October 2005 – Conservation groups Audubon and CARE filed lawsuits against Alameda County over the renewal of permits at Altamont Pass without conducting an environmental impact report. However, since the new conditions of approval already included a commitment by the county to conduct this review beginning in 2008, the Center declined to join the Audubon case, concerned that its weak legal claims could derail the existing Center lawsuit.

February 2006 – In a judicial sleight of hand, the Center lawsuit was transferred out of complex litigation court and joined with the Audubon lawsuit.

April 3, 2006 – Promoting a clear conflict of interest, Alameda County attempted to appoint long-time wind-industry consultant and biased advocate WEST, Inc. to serve as the “neutral” scientific monitor for avian deaths at Altamont. The Center rallied public outcry over this clear conflict of interest, forcing the county to instead adopt a team of consultants including WEST and the University of California.

October 17, 2006 – The Alameda County court overturned previous complex litigation court decisions that the Center lawsuit could go forward; it dismissed our lawsuit against the bird-killing wind companies at Altamont Pass.
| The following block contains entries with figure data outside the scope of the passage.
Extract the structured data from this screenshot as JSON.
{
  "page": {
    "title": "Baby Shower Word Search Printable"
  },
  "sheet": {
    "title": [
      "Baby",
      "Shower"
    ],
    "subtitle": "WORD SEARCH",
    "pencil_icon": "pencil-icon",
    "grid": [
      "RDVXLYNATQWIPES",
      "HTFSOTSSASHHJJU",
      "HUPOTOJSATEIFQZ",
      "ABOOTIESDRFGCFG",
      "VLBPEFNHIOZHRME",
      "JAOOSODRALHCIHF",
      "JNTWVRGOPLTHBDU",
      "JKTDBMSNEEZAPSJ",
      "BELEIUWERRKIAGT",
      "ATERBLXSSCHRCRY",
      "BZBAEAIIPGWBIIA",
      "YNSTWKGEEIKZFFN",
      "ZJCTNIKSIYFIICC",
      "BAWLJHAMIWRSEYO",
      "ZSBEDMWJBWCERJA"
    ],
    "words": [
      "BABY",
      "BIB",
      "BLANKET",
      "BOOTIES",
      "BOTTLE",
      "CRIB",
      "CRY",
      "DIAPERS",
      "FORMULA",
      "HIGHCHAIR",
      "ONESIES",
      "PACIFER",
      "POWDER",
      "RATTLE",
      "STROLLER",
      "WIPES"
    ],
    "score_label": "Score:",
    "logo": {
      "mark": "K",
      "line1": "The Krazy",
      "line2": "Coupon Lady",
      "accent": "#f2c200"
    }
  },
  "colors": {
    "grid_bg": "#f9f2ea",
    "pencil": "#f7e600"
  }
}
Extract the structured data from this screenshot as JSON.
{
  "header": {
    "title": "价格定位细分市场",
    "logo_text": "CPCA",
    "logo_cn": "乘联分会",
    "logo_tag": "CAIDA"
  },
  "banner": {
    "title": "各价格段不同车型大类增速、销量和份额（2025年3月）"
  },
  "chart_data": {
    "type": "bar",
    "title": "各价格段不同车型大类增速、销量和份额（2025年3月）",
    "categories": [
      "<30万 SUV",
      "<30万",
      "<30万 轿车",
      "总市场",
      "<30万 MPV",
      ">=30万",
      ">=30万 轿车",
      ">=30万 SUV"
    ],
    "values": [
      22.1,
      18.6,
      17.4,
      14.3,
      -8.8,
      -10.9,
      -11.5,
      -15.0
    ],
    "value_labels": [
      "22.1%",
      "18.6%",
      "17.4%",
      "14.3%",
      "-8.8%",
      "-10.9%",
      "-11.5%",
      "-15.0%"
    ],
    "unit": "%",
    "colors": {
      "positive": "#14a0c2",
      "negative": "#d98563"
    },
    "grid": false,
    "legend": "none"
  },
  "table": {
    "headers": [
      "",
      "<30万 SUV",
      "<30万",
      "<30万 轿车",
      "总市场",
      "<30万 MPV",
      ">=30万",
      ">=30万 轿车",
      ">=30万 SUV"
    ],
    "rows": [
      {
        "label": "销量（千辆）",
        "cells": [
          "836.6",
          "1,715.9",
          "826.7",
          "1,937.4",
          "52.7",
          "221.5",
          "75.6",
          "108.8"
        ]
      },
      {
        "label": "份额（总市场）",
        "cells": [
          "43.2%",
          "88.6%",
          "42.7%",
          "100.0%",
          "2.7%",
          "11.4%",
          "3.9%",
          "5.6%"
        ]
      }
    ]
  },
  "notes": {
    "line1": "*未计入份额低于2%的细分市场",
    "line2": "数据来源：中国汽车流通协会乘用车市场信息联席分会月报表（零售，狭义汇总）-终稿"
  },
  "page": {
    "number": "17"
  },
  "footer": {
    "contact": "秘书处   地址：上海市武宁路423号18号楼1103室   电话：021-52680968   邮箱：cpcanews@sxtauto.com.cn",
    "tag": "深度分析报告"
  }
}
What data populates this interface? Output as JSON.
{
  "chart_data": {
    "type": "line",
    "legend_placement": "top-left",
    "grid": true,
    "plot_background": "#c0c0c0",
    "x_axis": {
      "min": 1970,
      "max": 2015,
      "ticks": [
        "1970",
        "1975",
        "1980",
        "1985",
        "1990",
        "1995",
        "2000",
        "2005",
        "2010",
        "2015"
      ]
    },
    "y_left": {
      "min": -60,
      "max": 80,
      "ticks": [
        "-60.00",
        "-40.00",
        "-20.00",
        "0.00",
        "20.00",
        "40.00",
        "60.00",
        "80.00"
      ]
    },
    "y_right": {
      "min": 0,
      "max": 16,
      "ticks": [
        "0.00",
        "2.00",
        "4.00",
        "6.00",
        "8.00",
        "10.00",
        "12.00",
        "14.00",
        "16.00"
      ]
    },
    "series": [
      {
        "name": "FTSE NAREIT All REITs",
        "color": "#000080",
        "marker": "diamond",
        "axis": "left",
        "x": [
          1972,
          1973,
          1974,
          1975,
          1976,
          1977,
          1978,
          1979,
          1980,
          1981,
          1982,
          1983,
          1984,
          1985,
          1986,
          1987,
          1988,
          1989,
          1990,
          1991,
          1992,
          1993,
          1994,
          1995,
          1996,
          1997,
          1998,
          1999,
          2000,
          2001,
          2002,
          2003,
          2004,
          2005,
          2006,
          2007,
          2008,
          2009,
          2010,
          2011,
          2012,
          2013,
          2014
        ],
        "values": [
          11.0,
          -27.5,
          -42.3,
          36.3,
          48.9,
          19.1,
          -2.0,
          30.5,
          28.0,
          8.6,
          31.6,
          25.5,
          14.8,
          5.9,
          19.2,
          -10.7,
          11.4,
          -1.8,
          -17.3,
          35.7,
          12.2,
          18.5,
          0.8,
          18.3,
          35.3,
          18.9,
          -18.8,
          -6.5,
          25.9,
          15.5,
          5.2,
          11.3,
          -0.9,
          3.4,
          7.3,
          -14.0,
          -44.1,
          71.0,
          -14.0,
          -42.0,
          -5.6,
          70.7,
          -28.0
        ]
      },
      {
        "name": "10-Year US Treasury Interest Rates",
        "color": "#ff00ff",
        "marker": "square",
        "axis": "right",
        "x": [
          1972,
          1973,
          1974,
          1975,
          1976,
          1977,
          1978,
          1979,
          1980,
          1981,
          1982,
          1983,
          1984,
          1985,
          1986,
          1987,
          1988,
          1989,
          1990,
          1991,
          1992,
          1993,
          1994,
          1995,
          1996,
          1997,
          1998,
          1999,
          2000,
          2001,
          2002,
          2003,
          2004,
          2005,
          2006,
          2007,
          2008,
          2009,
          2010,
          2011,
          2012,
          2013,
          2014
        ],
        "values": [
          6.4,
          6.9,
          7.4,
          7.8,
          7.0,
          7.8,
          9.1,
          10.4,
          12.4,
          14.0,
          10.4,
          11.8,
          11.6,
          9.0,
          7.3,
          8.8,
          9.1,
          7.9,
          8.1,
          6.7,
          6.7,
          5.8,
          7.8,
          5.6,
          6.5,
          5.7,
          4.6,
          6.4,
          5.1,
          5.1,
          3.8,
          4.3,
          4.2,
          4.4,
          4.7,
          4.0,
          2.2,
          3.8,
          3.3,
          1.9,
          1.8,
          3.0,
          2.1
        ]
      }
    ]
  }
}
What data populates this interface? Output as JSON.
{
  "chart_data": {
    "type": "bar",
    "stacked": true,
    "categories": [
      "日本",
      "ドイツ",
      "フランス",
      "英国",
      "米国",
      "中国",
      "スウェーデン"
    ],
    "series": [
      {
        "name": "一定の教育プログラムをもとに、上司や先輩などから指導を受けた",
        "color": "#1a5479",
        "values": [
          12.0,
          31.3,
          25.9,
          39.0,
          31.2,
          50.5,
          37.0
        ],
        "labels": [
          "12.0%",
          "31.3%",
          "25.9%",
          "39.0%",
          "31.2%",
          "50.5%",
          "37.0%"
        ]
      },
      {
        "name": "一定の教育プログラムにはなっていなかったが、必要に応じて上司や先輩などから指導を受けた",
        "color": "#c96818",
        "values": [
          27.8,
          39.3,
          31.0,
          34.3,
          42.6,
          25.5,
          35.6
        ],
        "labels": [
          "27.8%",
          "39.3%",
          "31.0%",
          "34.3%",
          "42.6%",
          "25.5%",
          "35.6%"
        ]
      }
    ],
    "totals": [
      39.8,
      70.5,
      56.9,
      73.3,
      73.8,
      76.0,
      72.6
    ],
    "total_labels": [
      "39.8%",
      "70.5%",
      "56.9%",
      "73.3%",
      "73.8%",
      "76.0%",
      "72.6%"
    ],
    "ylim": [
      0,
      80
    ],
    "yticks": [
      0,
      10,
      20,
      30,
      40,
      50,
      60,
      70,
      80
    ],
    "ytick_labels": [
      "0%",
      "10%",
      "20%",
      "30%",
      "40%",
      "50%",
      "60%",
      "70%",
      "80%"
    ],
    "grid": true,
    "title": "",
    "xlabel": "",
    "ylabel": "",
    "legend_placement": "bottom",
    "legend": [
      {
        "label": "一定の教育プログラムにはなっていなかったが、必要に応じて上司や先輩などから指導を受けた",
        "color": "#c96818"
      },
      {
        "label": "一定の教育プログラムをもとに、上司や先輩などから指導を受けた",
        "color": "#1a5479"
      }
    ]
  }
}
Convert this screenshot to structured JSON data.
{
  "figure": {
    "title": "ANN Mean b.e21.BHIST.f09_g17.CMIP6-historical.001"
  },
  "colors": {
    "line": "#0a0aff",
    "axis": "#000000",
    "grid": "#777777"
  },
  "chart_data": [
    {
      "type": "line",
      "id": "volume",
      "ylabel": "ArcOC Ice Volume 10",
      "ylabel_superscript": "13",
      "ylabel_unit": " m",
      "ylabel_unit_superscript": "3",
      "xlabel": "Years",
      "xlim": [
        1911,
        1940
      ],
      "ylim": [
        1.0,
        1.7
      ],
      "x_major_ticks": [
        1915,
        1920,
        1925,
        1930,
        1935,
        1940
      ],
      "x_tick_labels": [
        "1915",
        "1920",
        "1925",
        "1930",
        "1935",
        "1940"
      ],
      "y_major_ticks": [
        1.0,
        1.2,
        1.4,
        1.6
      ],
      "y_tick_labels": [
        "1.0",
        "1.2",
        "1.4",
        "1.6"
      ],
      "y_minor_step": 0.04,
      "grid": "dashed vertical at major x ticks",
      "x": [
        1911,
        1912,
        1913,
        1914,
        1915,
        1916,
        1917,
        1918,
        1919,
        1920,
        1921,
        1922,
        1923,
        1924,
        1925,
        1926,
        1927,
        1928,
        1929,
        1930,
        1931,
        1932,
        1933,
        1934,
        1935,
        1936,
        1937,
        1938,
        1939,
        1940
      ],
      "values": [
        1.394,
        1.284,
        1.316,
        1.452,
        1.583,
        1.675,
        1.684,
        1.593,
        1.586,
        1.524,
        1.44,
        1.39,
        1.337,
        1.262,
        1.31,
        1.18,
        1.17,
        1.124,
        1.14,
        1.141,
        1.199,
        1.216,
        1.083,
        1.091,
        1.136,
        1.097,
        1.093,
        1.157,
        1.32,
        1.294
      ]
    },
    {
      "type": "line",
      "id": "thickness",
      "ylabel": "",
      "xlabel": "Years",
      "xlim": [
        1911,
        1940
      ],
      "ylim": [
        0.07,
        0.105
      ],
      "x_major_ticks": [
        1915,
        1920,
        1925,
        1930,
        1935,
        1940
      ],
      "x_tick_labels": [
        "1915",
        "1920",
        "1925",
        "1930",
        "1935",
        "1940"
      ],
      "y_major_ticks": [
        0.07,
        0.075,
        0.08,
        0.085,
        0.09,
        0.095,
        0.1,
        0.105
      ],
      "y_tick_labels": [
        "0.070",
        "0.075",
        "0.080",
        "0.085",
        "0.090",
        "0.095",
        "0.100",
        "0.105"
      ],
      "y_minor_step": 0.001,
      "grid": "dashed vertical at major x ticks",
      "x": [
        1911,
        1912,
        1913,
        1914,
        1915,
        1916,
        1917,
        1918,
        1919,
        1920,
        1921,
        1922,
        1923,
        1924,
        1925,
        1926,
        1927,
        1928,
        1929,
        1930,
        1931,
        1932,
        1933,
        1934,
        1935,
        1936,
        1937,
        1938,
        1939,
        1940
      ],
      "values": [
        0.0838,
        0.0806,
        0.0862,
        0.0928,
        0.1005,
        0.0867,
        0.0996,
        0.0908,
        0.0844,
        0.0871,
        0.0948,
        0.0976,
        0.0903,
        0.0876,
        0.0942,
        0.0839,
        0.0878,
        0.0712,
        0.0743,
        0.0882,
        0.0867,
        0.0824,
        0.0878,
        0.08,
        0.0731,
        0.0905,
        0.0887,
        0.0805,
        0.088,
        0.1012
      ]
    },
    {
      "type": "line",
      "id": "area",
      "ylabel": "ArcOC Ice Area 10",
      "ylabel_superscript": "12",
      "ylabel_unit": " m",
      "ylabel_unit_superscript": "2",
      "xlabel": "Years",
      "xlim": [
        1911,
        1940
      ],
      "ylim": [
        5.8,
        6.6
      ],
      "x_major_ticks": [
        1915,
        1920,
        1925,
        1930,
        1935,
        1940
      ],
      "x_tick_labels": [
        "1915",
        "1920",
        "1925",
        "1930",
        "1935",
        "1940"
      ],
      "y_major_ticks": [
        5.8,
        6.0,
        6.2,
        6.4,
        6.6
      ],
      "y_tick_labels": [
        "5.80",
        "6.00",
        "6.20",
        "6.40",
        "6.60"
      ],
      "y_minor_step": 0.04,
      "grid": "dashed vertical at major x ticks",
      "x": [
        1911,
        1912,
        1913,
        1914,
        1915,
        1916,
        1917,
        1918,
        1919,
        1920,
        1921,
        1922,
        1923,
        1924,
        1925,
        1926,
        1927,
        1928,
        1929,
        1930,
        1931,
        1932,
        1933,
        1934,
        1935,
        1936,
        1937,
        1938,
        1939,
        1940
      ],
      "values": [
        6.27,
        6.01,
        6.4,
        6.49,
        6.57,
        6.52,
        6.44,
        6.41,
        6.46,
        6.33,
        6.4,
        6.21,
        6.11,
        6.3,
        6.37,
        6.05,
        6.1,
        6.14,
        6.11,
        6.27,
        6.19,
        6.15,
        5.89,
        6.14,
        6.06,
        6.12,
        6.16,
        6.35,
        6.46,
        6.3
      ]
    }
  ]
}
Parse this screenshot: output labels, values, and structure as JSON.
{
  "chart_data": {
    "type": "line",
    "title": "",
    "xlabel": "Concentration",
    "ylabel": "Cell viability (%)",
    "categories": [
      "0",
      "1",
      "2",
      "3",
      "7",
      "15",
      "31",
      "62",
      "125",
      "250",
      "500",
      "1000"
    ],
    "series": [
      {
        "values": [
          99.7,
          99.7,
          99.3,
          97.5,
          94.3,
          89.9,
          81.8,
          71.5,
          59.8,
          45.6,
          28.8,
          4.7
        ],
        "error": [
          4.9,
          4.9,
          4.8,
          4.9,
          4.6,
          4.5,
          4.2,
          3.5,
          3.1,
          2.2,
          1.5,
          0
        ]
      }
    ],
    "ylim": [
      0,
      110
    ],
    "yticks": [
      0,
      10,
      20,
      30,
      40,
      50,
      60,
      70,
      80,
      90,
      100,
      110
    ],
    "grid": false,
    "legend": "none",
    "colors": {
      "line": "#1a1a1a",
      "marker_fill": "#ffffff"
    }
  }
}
The court ruled that there was no legal standing for public trust litigation, contrary to more than a century of California Supreme Court rulings establishing that California’s wildlife is the property of the state’s citizens.

January 5, 2007 – Alameda County announced a disastrous settlement agreement with Audubon over its lawsuit. The parties proposed revising and gutting the new permit conditions with only three days for the public to read and understand the settlement. The agreement gave away all the significant mortality-reduction measures in the permits revised in 2005, and its centerpiece was a so-called “50-percent mortality reduction” that would actually require energy companies to reduce mortality by no more than 17 percent, and possibly not at all. The Center opposed the agreement because it could have allowed many more deaths to occur than the permit conditions it replaced would have.

January 10, 2007 – The Center and raptor experts submitted comments on the fatal flaws of the Audubon agreement and urged the county to reject the agreement.

January 11, 2007 – The Alameda County supervisors, with the encouragement of Audubon and over the objections of the Center, approved the fatally flawed, loophole-ridden agreement.

February 2010 – Raptor-fatality studies showed that energy companies had failed to implement recommended bird mortality-reduction measures and failed to significantly reduce the number of wind turbine bird deaths at Altamont, as required by the 2007 settlement agreement. In fact, raptor deaths at the turbines had increased significantly since the agreement. The county’s Scientific Review Committee concluded that the best way to reduce bird mortality without removing wind power altogether was “repowering” or replacing old-generation turbines with new turbines that, if sited appropriately, would kill fewer birds. Energy companies continued their efforts to implement a state “conservation plan” that would keep them from prosecution under state wildlife protection laws; they also lobbied to expand the footprint and megawatts of wind power produced at Altamont, despite increased bird kills.

December 2010 – The California Attorney General’s Office announced a settlement agreement with the largest energy company at Altamont requiring 40 percent of the wind farm’s turbines to be “repowered” by 2015. New turbines were to be sited in less-risky areas for birds, according to scientific guidelines. Because bird kills would likely continue even after repowering, the company promised to make mitigation payments to local land-protection agencies to protect nearby raptor habitat. Although the Center didn’t sign this agreement, our efforts contributed to the outcome, and the settlement included many measures for which we had advocated.